On the other hand, as $G' \subset A$, we find that the number of linear characters is $\ge |G:A|$. Furthermore, by Mackey's irreducibility criterion, there are exactly (|A|-1)/|G:A| irreducible characters induced by linear ones of $A$. Therefore, we conclude as stated.

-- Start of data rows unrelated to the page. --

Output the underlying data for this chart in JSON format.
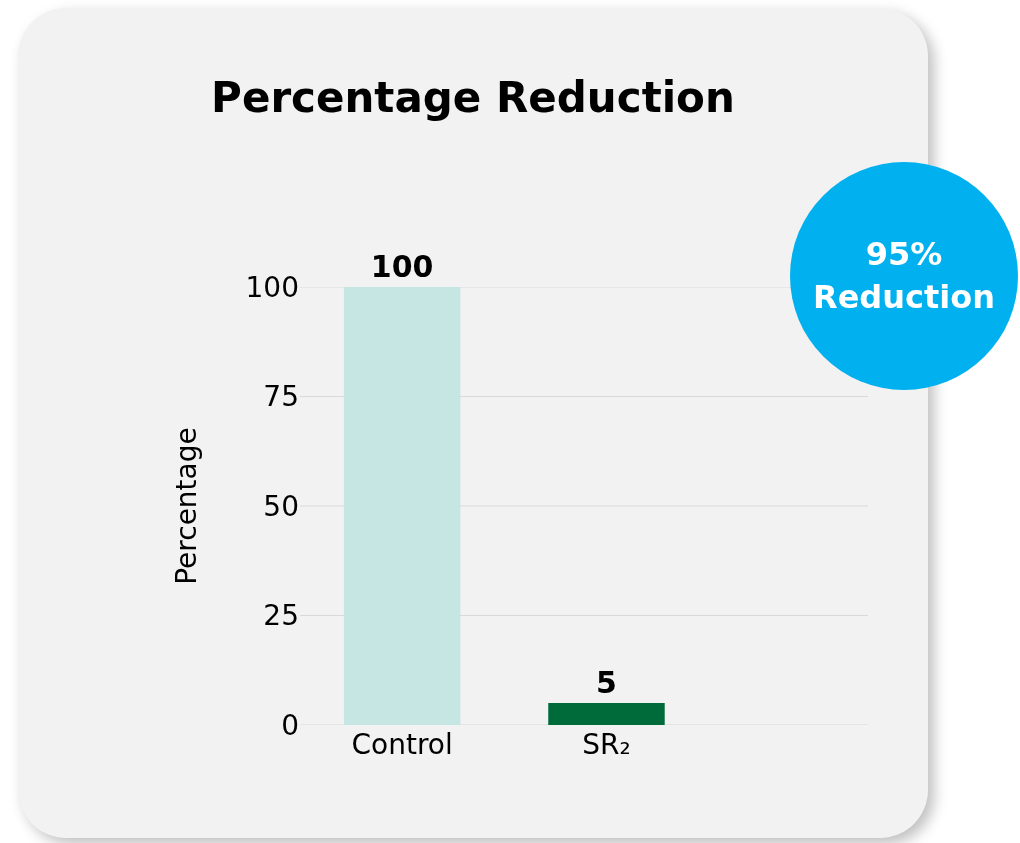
{
  "chart_data": {
    "type": "bar",
    "title": "Percentage Reduction",
    "ylabel": "Percentage",
    "categories": [
      "Control",
      "SR₂"
    ],
    "values": [
      100,
      5
    ],
    "colors": [
      "#c5e6e3",
      "#006b3a"
    ],
    "ylim": [
      0,
      100
    ],
    "yticks": [
      0,
      25,
      50,
      75,
      100
    ],
    "grid": "y",
    "data_labels": true,
    "annotations": [
      "95% Reduction"
    ]
  }
}
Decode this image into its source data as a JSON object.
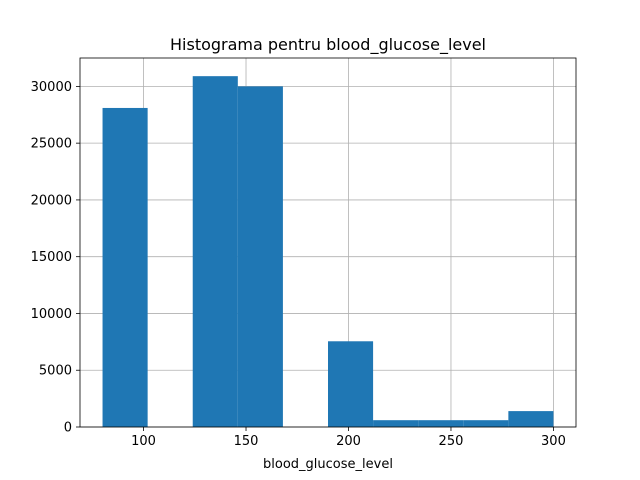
{
  "chart_data": {
    "type": "bar",
    "title": "Histograma pentru blood_glucose_level",
    "xlabel": "blood_glucose_level",
    "ylabel": "",
    "bar_color": "#1f77b4",
    "grid": true,
    "xlim": [
      69,
      311
    ],
    "ylim": [
      0,
      32500
    ],
    "x_ticks": [
      100,
      150,
      200,
      250,
      300
    ],
    "y_ticks": [
      0,
      5000,
      10000,
      15000,
      20000,
      25000,
      30000
    ],
    "bins": [
      {
        "start": 80,
        "end": 102,
        "count": 28100
      },
      {
        "start": 102,
        "end": 124,
        "count": 0
      },
      {
        "start": 124,
        "end": 146,
        "count": 30900
      },
      {
        "start": 146,
        "end": 168,
        "count": 30000
      },
      {
        "start": 168,
        "end": 190,
        "count": 0
      },
      {
        "start": 190,
        "end": 212,
        "count": 7550
      },
      {
        "start": 212,
        "end": 234,
        "count": 600
      },
      {
        "start": 234,
        "end": 256,
        "count": 600
      },
      {
        "start": 256,
        "end": 278,
        "count": 600
      },
      {
        "start": 278,
        "end": 300,
        "count": 1400
      }
    ]
  }
}
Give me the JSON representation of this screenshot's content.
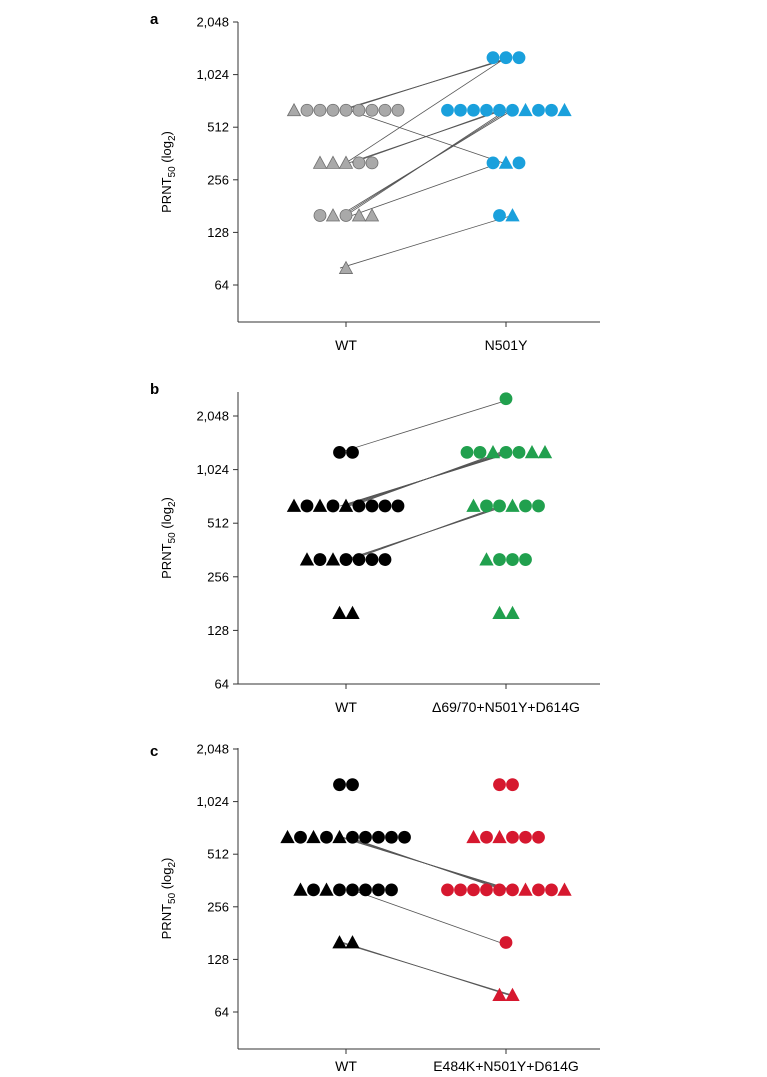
{
  "chart_data": [
    {
      "type": "scatter",
      "panel_label": "a",
      "ylabel": "PRNT",
      "ylabel_sub": "50",
      "ylabel_paren": "(log",
      "ylabel_paren_sub": "2",
      "ylabel_close": ")",
      "y_scale": "log2",
      "ylim": [
        45,
        2048
      ],
      "y_ticks": [
        64,
        128,
        256,
        512,
        1024,
        2048
      ],
      "y_tick_labels": [
        "64",
        "128",
        "256",
        "512",
        "1,024",
        "2,048"
      ],
      "categories": [
        "WT",
        "N501Y"
      ],
      "color": "#a9a9a9",
      "color_2": "#1aa0dc",
      "groups": [
        [
          {
            "y": 640,
            "markers": "TCCCCCCCC"
          },
          {
            "y": 320,
            "markers": "TTTCC"
          },
          {
            "y": 160,
            "markers": "CTCTT"
          },
          {
            "y": 80,
            "markers": "T"
          }
        ],
        [
          {
            "y": 1280,
            "markers": "CCC"
          },
          {
            "y": 640,
            "markers": "CCCCCCTCCT"
          },
          {
            "y": 320,
            "markers": "CTC"
          },
          {
            "y": 160,
            "markers": "CT"
          }
        ]
      ],
      "pairs": [
        [
          640,
          1280
        ],
        [
          640,
          1280
        ],
        [
          320,
          1280
        ],
        [
          640,
          320
        ],
        [
          320,
          640
        ],
        [
          160,
          640
        ],
        [
          160,
          640
        ],
        [
          160,
          640
        ],
        [
          320,
          640
        ],
        [
          160,
          320
        ],
        [
          80,
          160
        ]
      ]
    },
    {
      "type": "scatter",
      "panel_label": "b",
      "ylabel": "PRNT",
      "ylabel_sub": "50",
      "ylabel_paren": "(log",
      "ylabel_paren_sub": "2",
      "ylabel_close": ")",
      "y_scale": "log2",
      "ylim": [
        64,
        2896
      ],
      "y_ticks": [
        64,
        128,
        256,
        512,
        1024,
        2048
      ],
      "y_tick_labels": [
        "64",
        "128",
        "256",
        "512",
        "1,024",
        "2,048"
      ],
      "categories": [
        "WT",
        "Δ69/70+N501Y+D614G"
      ],
      "color": "#000000",
      "color_2": "#21a04e",
      "groups": [
        [
          {
            "y": 1280,
            "markers": "CC"
          },
          {
            "y": 640,
            "markers": "TCTCTCCCC"
          },
          {
            "y": 320,
            "markers": "TCTCCCC"
          },
          {
            "y": 160,
            "markers": "TT"
          }
        ],
        [
          {
            "y": 2560,
            "markers": "C"
          },
          {
            "y": 1280,
            "markers": "CCTCCTT"
          },
          {
            "y": 640,
            "markers": "TCCTCC"
          },
          {
            "y": 320,
            "markers": "TCCC"
          },
          {
            "y": 160,
            "markers": "TT"
          }
        ]
      ],
      "pairs": [
        [
          1280,
          2560
        ],
        [
          640,
          1280
        ],
        [
          640,
          1280
        ],
        [
          640,
          1280
        ],
        [
          640,
          1280
        ],
        [
          640,
          1280
        ],
        [
          640,
          1280
        ],
        [
          320,
          640
        ],
        [
          320,
          640
        ],
        [
          320,
          640
        ]
      ]
    },
    {
      "type": "scatter",
      "panel_label": "c",
      "ylabel": "PRNT",
      "ylabel_sub": "50",
      "ylabel_paren": "(log",
      "ylabel_paren_sub": "2",
      "ylabel_close": ")",
      "y_scale": "log2",
      "ylim": [
        45,
        2048
      ],
      "y_ticks": [
        64,
        128,
        256,
        512,
        1024,
        2048
      ],
      "y_tick_labels": [
        "64",
        "128",
        "256",
        "512",
        "1,024",
        "2,048"
      ],
      "categories": [
        "WT",
        "E484K+N501Y+D614G"
      ],
      "color": "#000000",
      "color_2": "#d6182f",
      "groups": [
        [
          {
            "y": 1280,
            "markers": "CC"
          },
          {
            "y": 640,
            "markers": "TCTCTCCCCC"
          },
          {
            "y": 320,
            "markers": "TCTCCCCC"
          },
          {
            "y": 160,
            "markers": "TT"
          }
        ],
        [
          {
            "y": 1280,
            "markers": "CC"
          },
          {
            "y": 640,
            "markers": "TCTCCC"
          },
          {
            "y": 320,
            "markers": "CCCCCCTCCT"
          },
          {
            "y": 160,
            "markers": "C"
          },
          {
            "y": 80,
            "markers": "TT"
          }
        ]
      ],
      "pairs": [
        [
          640,
          320
        ],
        [
          640,
          320
        ],
        [
          640,
          320
        ],
        [
          640,
          320
        ],
        [
          320,
          160
        ],
        [
          160,
          80
        ],
        [
          160,
          80
        ]
      ]
    }
  ]
}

As is obvious, this approach, if correct, exploits properties of induced characters of Mackey, with which I am still not so familiar, and hence I might ask:
I: Is my try valid?
II:How to proceed in an elementary manner?
Solution 1:
I do not think you need to use Mackey or other induction theorems. You have already observed that (counting the identity), there are exactly $1 + \frac{(|A|-1)}{[G:A]}$ conjugacy classes meeting $A.$ Now choose an element $b \in G \backslash A.$ Notice that $|C_{G}(b)| \geq [G:A]$ because there are are at least $[G:A]$ linear characters of $G$, as you have already noted, and for any linear character $\mu$ of $G$ we have $|\mu(b)|^{2} = 1.$ On the other hand, $C_{G}(b) \cap A = 1,$ so $|G| \geq |A| |C_{G}(b)|$ and $|C_{G}(b)| \leq [G:A].$ Hence $|C_{G}(b)| = [G:A]$ for each $b \in G \backslash A.$ Hence there are $[G:A]-1$ conjugacy classes of $G$ which do not meet $A$, and each of these contains $|A|$ elements. Thus $G$ has $[G:A] + \frac{|A|-1}{[G:A]}$ conjugacy classes, hence the same number of complex irreducible characters. Since $|C_{G}(b)| = [G:A]$ for each element $b$ of $G \backslash A,$ there can be no more that $[G:A]$ linear characters of $G,$ so there are exactly $[G:A]$ such linear characters, as we know there are at least that many. Furthermore, from the orthogonality relations, we see that whenever $\chi$ is a non-linear irreducible character of $G$, we must have $\chi(b) = 0$ for all such $b.$ Also, we have $\chi(1) \leq [G:A]$ by other results in Isaacs book, so you have enough information to deduce that $\chi(1) = [G:A]$ for all such non-linear irreducible $\chi.$
Solution 2:
Let $k$ be the number of conjugacy classes, which is the number of irreducible characters. Then as you said, we have $$ k\le 1+\dfrac{|A|-1}{[G:A]} + \dfrac{|G|-|A|}{|A|}.$$
Now there are at least $[G:A]$ linear characters. Now we know by problem 2.9 that for the nonlinear characters $\chi$, $\chi(1)\le [G:A]$. Let $\chi_1,\ldots,\chi_m$ be linear characters of $G$ (with $m=[G:A]$). Let $\chi_{m+1},\ldots,\chi_k$ be the other irreducible characters (perhaps some linear). We know $$ |G| = \sum_{i=1}^k\chi_i(1)^2,$$ or put another way, $$ |G| - m = \sum_{i=m+1}^k\chi_i(1)^2.$$
Since $\chi_i(1)\le m$ for all $i$, this yields $$ |G|-m\le (k-m)m^2$$ or $$ \frac{|G|-m}{m^2}+m\le k.$$
Replacing $m$ by $[G:A]$ gives $$ k \ge [G:A]+\frac{|G|-[G:A]}{[G:A]^2}.$$
Cleaning things up and using common denominators, we get $$ \dfrac{|G|[G:A]}{|G|}+\dfrac{|A|^2-|A|}{|G|}\le \dfrac{|G|}{|G|}+\dfrac{|A|^2-|A|}{|G|}+\dfrac{|G|[G:A]-|G|}{|G|}.$$
This is an equality, so we must have had equality throughout. In particular, there are exactly $[G:A]$ linear characters, and for nonlinear characters, $\chi(1)=[G:A]$. The vanishing outside $A$ follows from Lemma 2.29.